***This Review Contains Spoilers***
Like the other notable twist-laden Michael Caine movie Sleuth I can’t say much about Gambit without spoiling it. During the first 25 minutes, I was doubting if I was even going to enjoy the film. The characters appeared to be forgettable and two dimensional. Michael Caine outwits everyone but in an uninteresting manner while Shirley MacLaine never speaks nor shows any emotion or vulnerability with Herbert Lom plays an unimaginative caricature of a reclusive, eccentric millionaire. Like Sleuth on first viewing I thought that film was making a mistake during a certain section; with Gambit I felt the same way about the first section of the movie.
However, when it is revealed these first 25 minutes are just the idealised scenario for a heist played out in Michael Caine’s head I had the biggest smile on my face and the reaction of “You clever bastards!”. All of a sudden this seemingly boring film became fascinating with the scenario I had just seen played out now occurring again with a welcome sense of realism and with interesting, flawed characters, with much of the humour stemming from the differences between fact and fiction. It reminded of that popular internet meme ‘expectation/reality’ and came off to me like a satire of sorts on unimaginative writing and characters. Watching the film a second time I can now spot the moment of foreshadowing such as Michael Caine saying to his accomplice “Now pay close attention”. Of course, it wouldn’t be a heist movie without suspense and does the third act deliver, full of nail-biting moments and clever solutions.
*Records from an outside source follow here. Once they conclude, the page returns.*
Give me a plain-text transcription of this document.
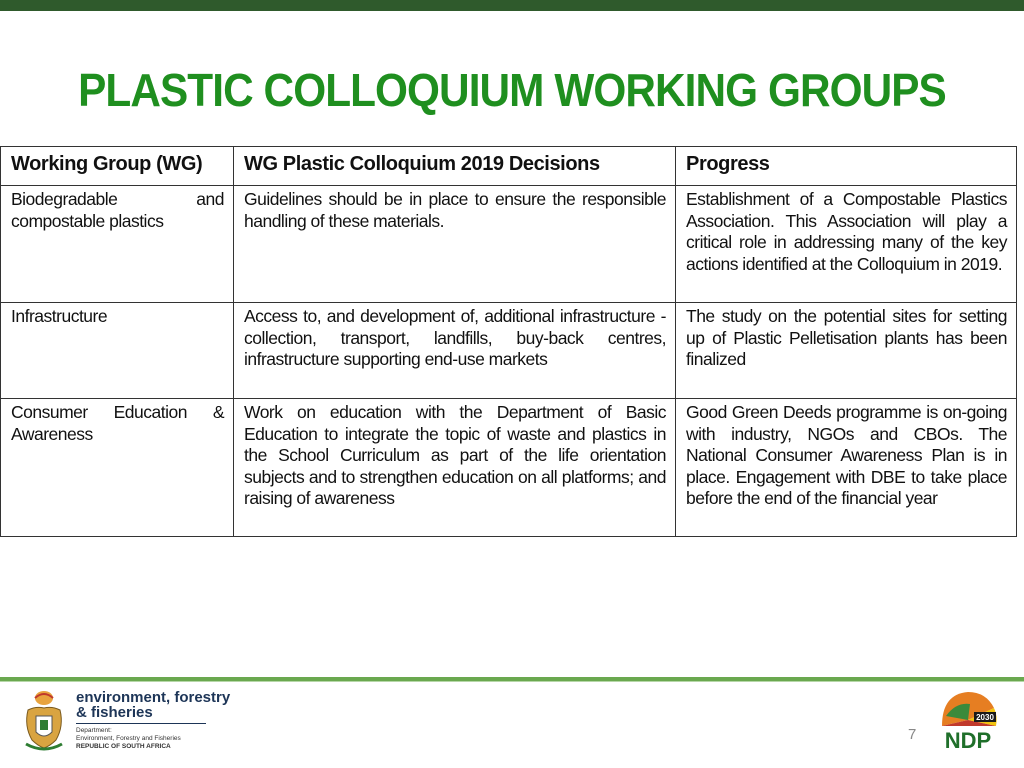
PLASTIC COLLOQUIUM WORKING GROUPS
Working Group (WG)	WG Plastic Colloquium 2019 Decisions	Progress
Biodegradable and compostable plastics	Guidelines should be in place to ensure the responsible handling of these materials.	Establishment of a Compostable Plastics Association. This Association will play a critical role in addressing many of the key actions identified at the Colloquium in 2019.
Infrastructure	Access to, and development of, additional infrastructure - collection, transport, landfills, buy-back centres, infrastructure supporting end-use markets	The study on the potential sites for setting up of Plastic Pelletisation plants has been finalized
Consumer Education & Awareness	Work on education with the Department of Basic Education to integrate the topic of waste and plastics in the School Curriculum as part of the life orientation subjects and to strengthen education on all platforms; and raising of awareness	Good Green Deeds programme is on-going with industry, NGOs and CBOs. The National Consumer Awareness Plan is in place. Engagement with DBE to take place before the end of the financial year
environment, forestry
& fisheries
Department:
Environment, Forestry and Fisheries
REPUBLIC OF SOUTH AFRICA
7
2030
NDP
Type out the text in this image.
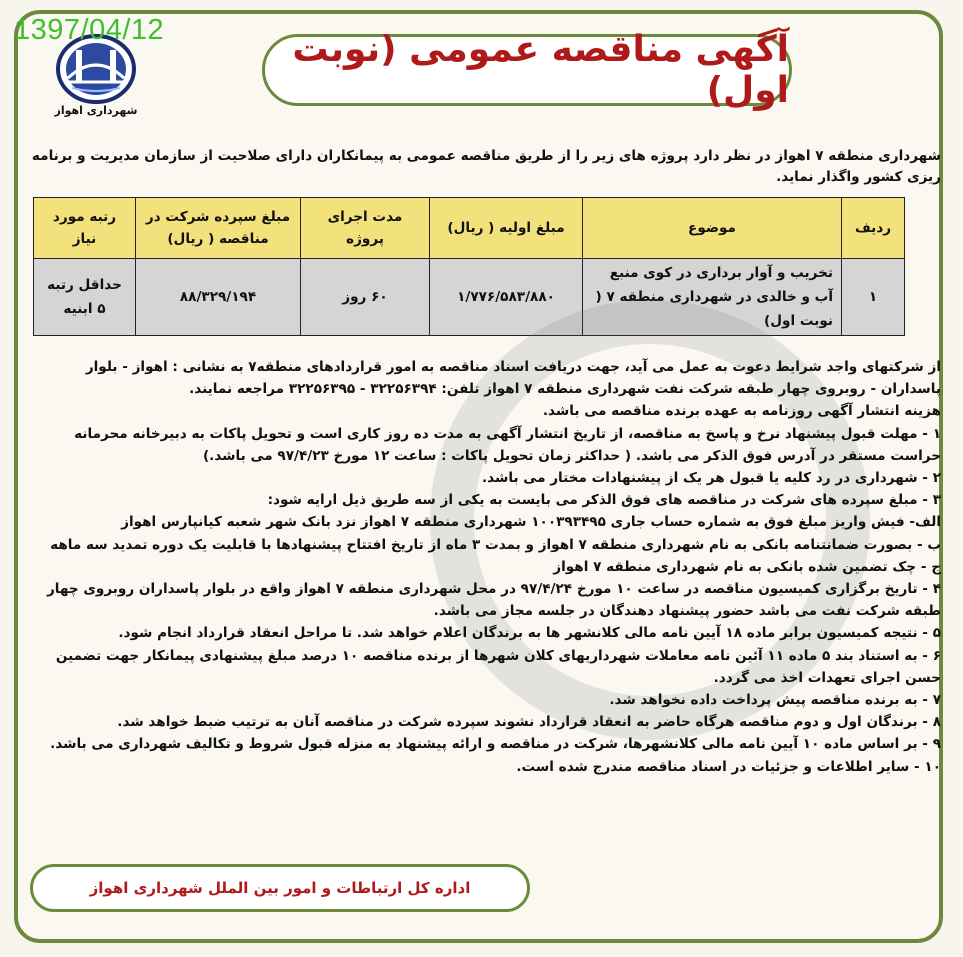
1397/04/12
شهرداری اهواز
آگهی مناقصه عمومی (نوبت اول)
شهرداری منطقه ۷ اهواز در نظر دارد پروژه های زیر را از طریق مناقصه عمومی به پیمانکاران دارای صلاحیت از سازمان مدیریت و برنامه ریزی کشور واگذار نماید.
ردیف	موضوع	مبلغ اولیه ( ریال)	مدت اجرای پروژه	مبلغ سپرده شرکت در مناقصه ( ریال)	رتبه مورد نیاز
۱	تخریب و آوار برداری در کوی منبع آب و خالدی در شهرداری منطقه ۷ ( نوبت اول)	۱/۷۷۶/۵۸۳/۸۸۰	۶۰ روز	۸۸/۳۲۹/۱۹۴	حداقل رتبه ۵ ابنیه

از شرکتهای واجد شرایط دعوت به عمل می آید، جهت دریافت اسناد مناقصه به امور قراردادهای منطقه۷ به نشانی : اهواز - بلوار پاسداران - روبروی چهار طبقه شرکت نفت شهرداری منطقه ۷ اهواز تلفن: ۳۲۲۵۶۳۹۴ - ۳۲۲۵۶۳۹۵ مراجعه نمایند.

هزینه انتشار آگهی روزنامه به عهده برنده مناقصه می باشد.

۱ - مهلت قبول پیشنهاد نرخ و پاسخ به مناقصه، از تاریخ انتشار آگهی به مدت ده روز کاری است و تحویل پاکات به دبیرخانه محرمانه حراست مستقر در آدرس فوق الذکر می باشد. ( حداکثر زمان تحویل پاکات : ساعت ۱۲ مورخ ۹۷/۴/۲۳ می باشد.)

۲ - شهرداری در رد کلیه یا قبول هر یک از پیشنهادات مختار می باشد.

۳ - مبلغ سپرده های شرکت در مناقصه های فوق الذکر می بایست به یکی از سه طریق ذیل ارایه شود:

الف- فیش واریز مبلغ فوق به شماره حساب جاری ۱۰۰۳۹۳۴۹۵ شهرداری منطقه ۷ اهواز نزد بانک شهر شعبه کیانپارس اهواز

ب - بصورت ضمانتنامه بانکی به نام شهرداری منطقه ۷ اهواز و بمدت ۳ ماه از تاریخ افتتاح پیشنهادها با قابلیت یک دوره تمدید سه ماهه

ج - چک تضمین شده بانکی به نام شهرداری منطقه ۷ اهواز

۴ - تاریخ برگزاری کمیسیون مناقصه در ساعت ۱۰ مورخ ۹۷/۴/۲۴ در محل شهرداری منطقه ۷ اهواز واقع در بلوار پاسداران روبروی چهار طبقه شرکت نفت می باشد حضور پیشنهاد دهندگان در جلسه مجاز می باشد.

۵ - نتیجه کمیسیون برابر ماده ۱۸ آیین نامه مالی کلانشهر ها به برندگان اعلام خواهد شد. تا مراحل انعقاد قرارداد انجام شود.

۶ - به استناد بند ۵ ماده ۱۱ آئین نامه معاملات شهرداریهای کلان شهرها از برنده مناقصه ۱۰ درصد مبلغ پیشنهادی پیمانکار جهت تضمین حسن اجرای تعهدات اخذ می گردد.

۷ - به برنده مناقصه پیش پرداخت داده نخواهد شد.

۸ - برندگان اول و دوم مناقصه هرگاه حاضر به انعقاد قرارداد نشوند سپرده شرکت در مناقصه آنان به ترتیب ضبط خواهد شد.

۹ - بر اساس ماده ۱۰ آیین نامه مالی کلانشهرها، شرکت در مناقصه و ارائه پیشنهاد به منزله قبول شروط و تکالیف شهرداری می باشد.

۱۰ - سایر اطلاعات و جزئیات در اسناد مناقصه مندرج شده است.

اداره کل ارتباطات و امور بین الملل شهرداری اهواز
Released in 1966 just prior to the rise of the New Hollywood movement, Gambit sees the final days of that distinctive old Hollywood glamour. Gambit is a very exotic movie at that with Shirley MacLaine being presented in the image of a goddess throughout and even her more common looking attire during the heist at the end is exceedingly stylish. Plus who can look more dapper as a cat burglar than Michael Caine? The back and forth between Caine and MacLaine is pure heaven. There are few other actresses with as playful an on-screen persona as Shirley MacLaine while Caine gets annoyed by her giddy, childlike attitude. I don’t care how many films I see which contain the “they hate each other but secretly love each other” dynamic, as long as it’s between a screen pairing with superb chemistry then I’ll never tire of seeing it.